Background
Ovarian cancer (OV) is a highly lethal disease, and the fifth leading cause of all cancer-related deaths in women. The study aimed to identify potential key genes associated with the proliferation and prognosis of OV.
Conclusions
The MYBL2-CENPA pathway plays an important role in the proliferation of ovarian cancer cells, suggesting that this pathway may be a potential target for the treatment of ovarian cancer.
Methods
Differentially expressed genes (DEGs) between ovarian cancer and normal tissues were screened by the robust rank aggregation (RRA) method. The expression of CENPA and MYBL2 were examined in SKOV3 and A2780 ovarian cancer cell lines and tumor tissues by qRT-PCR and western blot. Small RNA interference assays, plasmid overexpression assays and EdU assays were used to validate the proliferative effect of the MYBL2-CENPA axis in ovarian cancer cell lines. The ChIP assay was used to verify the direct regulation of MYBL2 on CENPA.
Results
133 up-regulated genes and 158 down-regulated genes were identified, and the up-regulated genes mainly enrichment in cell cycle.
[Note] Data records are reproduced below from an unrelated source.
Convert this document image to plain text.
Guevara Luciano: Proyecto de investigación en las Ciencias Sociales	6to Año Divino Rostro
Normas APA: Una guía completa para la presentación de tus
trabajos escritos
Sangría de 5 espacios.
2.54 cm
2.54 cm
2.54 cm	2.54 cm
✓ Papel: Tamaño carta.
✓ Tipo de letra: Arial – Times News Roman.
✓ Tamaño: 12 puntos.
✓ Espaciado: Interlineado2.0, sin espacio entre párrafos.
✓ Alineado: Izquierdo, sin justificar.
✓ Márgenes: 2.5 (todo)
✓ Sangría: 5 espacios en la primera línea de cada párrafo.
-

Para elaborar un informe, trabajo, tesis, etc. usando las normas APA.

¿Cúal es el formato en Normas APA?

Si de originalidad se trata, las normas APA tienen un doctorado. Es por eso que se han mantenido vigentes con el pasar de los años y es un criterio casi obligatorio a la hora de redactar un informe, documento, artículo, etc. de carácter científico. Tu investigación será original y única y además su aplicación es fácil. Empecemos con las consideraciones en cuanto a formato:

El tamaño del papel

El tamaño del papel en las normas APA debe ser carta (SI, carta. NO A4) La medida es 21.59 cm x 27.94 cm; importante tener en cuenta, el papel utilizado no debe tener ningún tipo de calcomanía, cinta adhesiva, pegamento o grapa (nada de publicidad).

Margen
The three up-regulated gene with DNA separation (CENPA, CENPF and CEP55) might be tightly correlated with proliferation and prognosis of OV. Knockdown CENPA expression inhibited the proliferation of A2780 and SKOV3 cells After the knockout of MYBL2, the expression of CENPA significantly decreased. MYBL2 directly binds to the promoter region of CENPA. Conclusions: The MYBL2-CENPA pathway plays an important role in the proliferation of ovarian cancer cells, suggesting that this pathway may be a potential target for the treatment of ovarian cancer.